Aspirasi Warga dan Komitmen Dialog
Sebelumnya, warga sempat menyampaikan penolakan terhadap masuknya sampah dari Tangsel. Sekretaris Daerah Kota Serang, Nanang Saefudin, menyatakan bahwa Pemkot Serang menerima aspirasi dari masyarakat dan berkomitmen membuka ruang dialog. “Kami membuka ruang dialog dengan masyarakat untuk melihat apa saja dampak dari perjanjian kerja sama itu,” kata Nanang, Selasa (6/1).

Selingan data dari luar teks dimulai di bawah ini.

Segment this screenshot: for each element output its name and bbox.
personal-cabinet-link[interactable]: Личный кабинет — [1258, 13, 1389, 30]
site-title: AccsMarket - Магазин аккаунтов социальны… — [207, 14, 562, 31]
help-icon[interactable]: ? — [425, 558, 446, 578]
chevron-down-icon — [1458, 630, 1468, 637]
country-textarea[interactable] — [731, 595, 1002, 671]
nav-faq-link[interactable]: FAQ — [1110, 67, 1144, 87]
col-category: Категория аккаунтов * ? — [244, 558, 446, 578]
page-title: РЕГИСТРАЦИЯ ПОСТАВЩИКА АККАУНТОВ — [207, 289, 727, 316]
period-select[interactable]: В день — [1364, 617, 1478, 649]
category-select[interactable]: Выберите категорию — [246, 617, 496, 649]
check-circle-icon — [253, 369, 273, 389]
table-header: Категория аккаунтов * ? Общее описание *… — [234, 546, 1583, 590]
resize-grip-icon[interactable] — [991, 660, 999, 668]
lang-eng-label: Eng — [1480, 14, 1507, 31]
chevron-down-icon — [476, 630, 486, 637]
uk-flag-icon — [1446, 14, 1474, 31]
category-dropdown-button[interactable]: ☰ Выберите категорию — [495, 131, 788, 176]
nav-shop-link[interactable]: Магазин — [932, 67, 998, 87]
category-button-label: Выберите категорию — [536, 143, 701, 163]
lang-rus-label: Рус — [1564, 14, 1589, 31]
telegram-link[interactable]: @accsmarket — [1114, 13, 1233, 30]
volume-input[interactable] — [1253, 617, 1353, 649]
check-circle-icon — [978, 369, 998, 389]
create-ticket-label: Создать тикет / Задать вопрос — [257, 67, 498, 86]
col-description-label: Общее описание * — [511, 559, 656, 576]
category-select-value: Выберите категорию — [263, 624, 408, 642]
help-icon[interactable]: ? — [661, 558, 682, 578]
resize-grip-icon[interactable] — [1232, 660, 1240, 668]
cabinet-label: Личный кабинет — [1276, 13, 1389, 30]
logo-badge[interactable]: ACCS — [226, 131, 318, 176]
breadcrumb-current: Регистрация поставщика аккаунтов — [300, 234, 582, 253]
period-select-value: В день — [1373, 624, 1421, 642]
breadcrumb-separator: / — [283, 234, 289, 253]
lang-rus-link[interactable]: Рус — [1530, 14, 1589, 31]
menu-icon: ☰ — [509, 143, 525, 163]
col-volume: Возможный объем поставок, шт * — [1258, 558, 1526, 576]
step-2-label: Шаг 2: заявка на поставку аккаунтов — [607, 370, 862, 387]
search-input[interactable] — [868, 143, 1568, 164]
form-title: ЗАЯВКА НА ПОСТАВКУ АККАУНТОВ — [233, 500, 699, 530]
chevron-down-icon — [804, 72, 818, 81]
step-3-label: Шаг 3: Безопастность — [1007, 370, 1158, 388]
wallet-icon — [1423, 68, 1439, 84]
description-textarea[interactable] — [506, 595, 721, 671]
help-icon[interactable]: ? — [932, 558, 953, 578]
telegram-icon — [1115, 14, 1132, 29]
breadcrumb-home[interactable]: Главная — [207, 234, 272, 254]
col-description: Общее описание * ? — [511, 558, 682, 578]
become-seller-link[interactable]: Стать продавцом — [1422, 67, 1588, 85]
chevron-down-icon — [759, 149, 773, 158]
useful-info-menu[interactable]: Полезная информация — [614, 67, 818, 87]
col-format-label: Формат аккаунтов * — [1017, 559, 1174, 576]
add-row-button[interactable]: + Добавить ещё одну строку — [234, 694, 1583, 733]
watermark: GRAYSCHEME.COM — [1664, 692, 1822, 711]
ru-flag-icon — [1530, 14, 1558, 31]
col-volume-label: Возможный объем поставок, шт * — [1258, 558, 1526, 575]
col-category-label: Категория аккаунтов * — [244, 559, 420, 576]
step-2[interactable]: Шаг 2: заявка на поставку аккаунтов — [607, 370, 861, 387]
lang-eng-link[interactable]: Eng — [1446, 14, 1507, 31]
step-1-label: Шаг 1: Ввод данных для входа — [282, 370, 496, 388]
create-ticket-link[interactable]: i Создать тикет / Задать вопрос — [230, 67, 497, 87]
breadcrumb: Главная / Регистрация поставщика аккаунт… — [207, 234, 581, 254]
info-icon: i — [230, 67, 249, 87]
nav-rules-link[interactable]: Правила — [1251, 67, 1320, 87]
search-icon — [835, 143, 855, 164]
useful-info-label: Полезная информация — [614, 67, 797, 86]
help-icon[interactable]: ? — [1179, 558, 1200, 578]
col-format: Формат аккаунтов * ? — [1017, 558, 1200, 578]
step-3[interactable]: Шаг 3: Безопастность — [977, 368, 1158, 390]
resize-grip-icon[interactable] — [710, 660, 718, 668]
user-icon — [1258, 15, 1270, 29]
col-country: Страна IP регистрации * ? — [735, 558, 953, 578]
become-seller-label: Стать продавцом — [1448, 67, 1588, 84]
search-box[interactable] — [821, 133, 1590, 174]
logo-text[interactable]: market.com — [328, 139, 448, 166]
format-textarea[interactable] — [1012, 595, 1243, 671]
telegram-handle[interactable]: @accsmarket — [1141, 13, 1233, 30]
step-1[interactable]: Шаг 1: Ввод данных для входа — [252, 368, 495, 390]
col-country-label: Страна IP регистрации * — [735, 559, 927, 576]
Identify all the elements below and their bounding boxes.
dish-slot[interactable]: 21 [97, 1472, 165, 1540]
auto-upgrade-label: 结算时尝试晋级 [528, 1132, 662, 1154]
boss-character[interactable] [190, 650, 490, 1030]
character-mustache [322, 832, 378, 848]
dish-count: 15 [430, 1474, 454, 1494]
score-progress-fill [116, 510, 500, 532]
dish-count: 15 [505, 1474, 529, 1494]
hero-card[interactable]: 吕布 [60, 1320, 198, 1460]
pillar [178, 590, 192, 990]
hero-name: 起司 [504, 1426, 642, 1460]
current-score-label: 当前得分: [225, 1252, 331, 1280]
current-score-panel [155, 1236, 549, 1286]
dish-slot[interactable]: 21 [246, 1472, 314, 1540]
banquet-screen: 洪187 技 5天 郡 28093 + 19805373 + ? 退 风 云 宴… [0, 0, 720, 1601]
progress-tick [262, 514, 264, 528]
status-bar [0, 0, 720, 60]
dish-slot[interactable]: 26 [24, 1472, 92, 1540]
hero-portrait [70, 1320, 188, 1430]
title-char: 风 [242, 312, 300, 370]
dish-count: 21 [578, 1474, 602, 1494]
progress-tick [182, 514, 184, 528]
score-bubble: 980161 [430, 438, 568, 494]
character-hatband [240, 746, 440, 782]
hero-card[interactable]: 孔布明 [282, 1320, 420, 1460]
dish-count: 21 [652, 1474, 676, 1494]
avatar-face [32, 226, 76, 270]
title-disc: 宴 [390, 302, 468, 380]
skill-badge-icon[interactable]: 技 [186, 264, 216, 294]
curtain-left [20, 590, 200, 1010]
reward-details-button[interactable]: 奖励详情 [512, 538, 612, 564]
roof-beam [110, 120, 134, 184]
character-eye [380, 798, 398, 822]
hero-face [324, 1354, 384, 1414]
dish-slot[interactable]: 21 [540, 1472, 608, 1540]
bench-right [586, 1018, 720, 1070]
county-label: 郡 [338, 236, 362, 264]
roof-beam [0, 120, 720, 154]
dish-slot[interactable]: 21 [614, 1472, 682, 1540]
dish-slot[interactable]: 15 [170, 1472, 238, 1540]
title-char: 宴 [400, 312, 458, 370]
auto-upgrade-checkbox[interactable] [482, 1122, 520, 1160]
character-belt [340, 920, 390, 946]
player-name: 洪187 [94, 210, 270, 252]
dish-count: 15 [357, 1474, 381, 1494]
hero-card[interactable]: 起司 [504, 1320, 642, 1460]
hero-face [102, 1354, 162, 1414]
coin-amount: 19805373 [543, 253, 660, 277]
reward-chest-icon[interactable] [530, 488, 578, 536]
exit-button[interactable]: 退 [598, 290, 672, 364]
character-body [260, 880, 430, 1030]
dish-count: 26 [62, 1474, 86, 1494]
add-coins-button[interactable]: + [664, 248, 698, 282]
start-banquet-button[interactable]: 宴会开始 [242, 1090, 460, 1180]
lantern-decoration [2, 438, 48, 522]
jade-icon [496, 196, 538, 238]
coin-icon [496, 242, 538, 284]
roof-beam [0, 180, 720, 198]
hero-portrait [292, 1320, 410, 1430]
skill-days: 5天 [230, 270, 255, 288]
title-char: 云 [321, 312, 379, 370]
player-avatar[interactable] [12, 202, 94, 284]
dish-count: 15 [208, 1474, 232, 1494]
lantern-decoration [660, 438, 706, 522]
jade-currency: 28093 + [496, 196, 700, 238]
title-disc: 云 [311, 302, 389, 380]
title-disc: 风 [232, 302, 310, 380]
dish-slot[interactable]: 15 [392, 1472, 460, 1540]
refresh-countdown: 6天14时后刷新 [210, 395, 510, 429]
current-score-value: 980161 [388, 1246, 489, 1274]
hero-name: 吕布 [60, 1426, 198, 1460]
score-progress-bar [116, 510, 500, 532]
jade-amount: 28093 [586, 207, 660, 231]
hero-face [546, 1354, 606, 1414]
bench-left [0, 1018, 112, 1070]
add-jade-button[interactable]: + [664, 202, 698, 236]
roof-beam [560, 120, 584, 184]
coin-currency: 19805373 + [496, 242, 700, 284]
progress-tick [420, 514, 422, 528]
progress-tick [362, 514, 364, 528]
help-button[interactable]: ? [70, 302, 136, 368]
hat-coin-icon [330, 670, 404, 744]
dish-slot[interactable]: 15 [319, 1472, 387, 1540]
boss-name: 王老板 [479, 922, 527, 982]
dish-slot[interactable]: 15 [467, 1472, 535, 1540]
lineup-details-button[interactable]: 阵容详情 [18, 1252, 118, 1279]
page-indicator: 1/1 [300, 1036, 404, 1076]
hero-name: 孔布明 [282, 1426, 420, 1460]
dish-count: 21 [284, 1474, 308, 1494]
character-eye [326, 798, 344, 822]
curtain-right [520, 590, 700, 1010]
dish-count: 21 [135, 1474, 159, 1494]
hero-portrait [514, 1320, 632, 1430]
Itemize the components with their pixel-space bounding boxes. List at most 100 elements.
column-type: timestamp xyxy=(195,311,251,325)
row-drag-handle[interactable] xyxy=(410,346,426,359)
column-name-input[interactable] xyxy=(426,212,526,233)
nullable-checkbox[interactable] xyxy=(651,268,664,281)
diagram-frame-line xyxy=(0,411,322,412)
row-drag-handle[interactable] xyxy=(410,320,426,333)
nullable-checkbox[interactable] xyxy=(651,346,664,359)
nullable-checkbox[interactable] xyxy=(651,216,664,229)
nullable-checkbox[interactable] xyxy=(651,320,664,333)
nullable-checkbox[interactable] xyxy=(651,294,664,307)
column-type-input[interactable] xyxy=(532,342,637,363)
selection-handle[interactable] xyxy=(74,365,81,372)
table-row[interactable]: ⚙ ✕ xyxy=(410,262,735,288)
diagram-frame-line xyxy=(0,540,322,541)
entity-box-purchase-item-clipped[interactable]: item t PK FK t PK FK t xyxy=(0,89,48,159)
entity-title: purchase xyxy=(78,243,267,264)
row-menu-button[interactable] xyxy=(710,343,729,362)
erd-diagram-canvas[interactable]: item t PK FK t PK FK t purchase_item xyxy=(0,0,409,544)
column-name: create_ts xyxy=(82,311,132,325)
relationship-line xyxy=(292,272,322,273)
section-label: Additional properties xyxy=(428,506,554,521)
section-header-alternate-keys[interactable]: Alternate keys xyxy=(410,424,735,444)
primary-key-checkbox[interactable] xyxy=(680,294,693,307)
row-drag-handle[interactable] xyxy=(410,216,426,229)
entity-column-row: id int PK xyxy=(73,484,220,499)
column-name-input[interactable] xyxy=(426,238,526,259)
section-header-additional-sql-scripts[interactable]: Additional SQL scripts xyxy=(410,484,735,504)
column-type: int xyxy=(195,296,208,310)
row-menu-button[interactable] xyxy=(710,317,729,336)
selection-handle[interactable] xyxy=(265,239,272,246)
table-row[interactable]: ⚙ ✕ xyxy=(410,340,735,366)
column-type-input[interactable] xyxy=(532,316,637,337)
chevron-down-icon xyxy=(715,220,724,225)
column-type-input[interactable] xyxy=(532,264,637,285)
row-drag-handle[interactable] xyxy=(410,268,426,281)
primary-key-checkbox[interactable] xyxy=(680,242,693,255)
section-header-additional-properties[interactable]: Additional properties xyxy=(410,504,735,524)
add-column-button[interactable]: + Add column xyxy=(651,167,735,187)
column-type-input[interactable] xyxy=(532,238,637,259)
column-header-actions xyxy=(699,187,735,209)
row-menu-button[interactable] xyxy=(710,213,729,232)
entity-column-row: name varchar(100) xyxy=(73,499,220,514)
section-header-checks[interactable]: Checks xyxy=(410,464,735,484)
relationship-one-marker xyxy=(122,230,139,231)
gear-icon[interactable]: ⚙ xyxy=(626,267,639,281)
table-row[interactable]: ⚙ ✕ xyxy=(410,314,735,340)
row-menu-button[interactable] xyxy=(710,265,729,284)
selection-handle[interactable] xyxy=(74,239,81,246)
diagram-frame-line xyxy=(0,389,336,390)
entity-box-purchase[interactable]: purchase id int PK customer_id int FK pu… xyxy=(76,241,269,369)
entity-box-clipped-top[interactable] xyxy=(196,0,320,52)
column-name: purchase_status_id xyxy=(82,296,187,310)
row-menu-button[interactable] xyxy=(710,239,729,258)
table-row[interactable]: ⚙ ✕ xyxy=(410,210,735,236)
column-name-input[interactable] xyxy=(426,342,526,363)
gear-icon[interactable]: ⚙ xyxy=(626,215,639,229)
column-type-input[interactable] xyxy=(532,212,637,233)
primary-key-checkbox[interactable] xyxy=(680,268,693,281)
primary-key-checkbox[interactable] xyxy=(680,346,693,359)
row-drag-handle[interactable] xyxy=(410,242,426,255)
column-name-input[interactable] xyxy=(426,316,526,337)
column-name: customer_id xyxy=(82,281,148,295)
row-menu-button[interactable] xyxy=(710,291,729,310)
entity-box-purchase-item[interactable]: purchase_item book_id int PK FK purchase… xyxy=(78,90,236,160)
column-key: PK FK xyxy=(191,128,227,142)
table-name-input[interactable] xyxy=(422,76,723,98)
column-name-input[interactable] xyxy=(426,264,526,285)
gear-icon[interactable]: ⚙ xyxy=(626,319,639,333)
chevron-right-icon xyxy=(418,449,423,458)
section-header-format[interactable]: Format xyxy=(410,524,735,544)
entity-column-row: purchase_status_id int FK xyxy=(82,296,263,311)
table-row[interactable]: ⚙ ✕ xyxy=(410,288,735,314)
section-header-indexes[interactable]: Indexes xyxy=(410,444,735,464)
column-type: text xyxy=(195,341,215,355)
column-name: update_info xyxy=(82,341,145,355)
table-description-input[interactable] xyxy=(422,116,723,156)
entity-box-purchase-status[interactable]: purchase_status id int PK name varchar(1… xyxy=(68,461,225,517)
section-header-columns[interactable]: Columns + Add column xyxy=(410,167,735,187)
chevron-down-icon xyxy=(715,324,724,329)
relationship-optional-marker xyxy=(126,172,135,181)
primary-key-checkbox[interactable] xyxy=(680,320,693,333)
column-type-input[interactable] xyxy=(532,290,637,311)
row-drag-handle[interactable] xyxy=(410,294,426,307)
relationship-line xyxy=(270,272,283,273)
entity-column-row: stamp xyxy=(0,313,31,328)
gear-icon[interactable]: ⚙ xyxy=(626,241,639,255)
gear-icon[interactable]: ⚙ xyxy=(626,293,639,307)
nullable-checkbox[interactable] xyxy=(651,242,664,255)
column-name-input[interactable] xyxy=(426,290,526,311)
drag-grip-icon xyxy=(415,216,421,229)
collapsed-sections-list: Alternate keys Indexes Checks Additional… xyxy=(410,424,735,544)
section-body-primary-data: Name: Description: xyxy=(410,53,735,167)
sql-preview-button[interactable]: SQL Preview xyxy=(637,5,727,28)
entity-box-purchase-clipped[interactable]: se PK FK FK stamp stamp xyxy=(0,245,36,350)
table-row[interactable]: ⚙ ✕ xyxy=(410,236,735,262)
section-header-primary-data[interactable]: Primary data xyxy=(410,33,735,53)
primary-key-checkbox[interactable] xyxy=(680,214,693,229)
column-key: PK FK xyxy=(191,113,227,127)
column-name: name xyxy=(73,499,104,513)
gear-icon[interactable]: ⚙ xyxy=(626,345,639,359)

Nanang mengakui adanya keluhan warga selama masa uji coba penerimaan sampah dari Tangsel. Ia merinci beberapa keluhan yang diterima, seperti kondisi truk pengangkut yang sebagian masih rusak dan bau air lindi yang masih tercium. “Misalnya, ada mobil truk Tangsel yang sebagian sudah bagus, sebagian masih rusak, bau air lindi masih ada. Ini menjadi bahan perbaikan ke depan agar proses perjanjian kerja sama ini bisa berjalan dengan baik,” tuturnya.
Pengawasan dan Perbaikan Teknis
Ketua Satgas Investasi Kota Serang, Wahyu Nurjamil, menambahkan bahwa selama audiensi, pihaknya memperoleh sejumlah keterangan penting. Pengawasan dilakukan tidak hanya oleh tim satgas, tetapi juga oleh masyarakat yang ikut mengawasi secara sukarela.
Wahyu menjelaskan temuan di lapangan. “Berdasarkan pengawasan, termasuk dari masyarakat yang secara sukarela ikut mengawasi, disampaikan bahwa mobilnya baru. Kedua, soal terpal, ketika ditemukan tidak layak langsung diganti baru. Kemudian air lindi, di tampungan masih ada yang tercecer. Kami juga memastikan sampah yang dibawa ke Kota Serang adalah sampah baru, bukan timbunan,” ungkap Wahyu.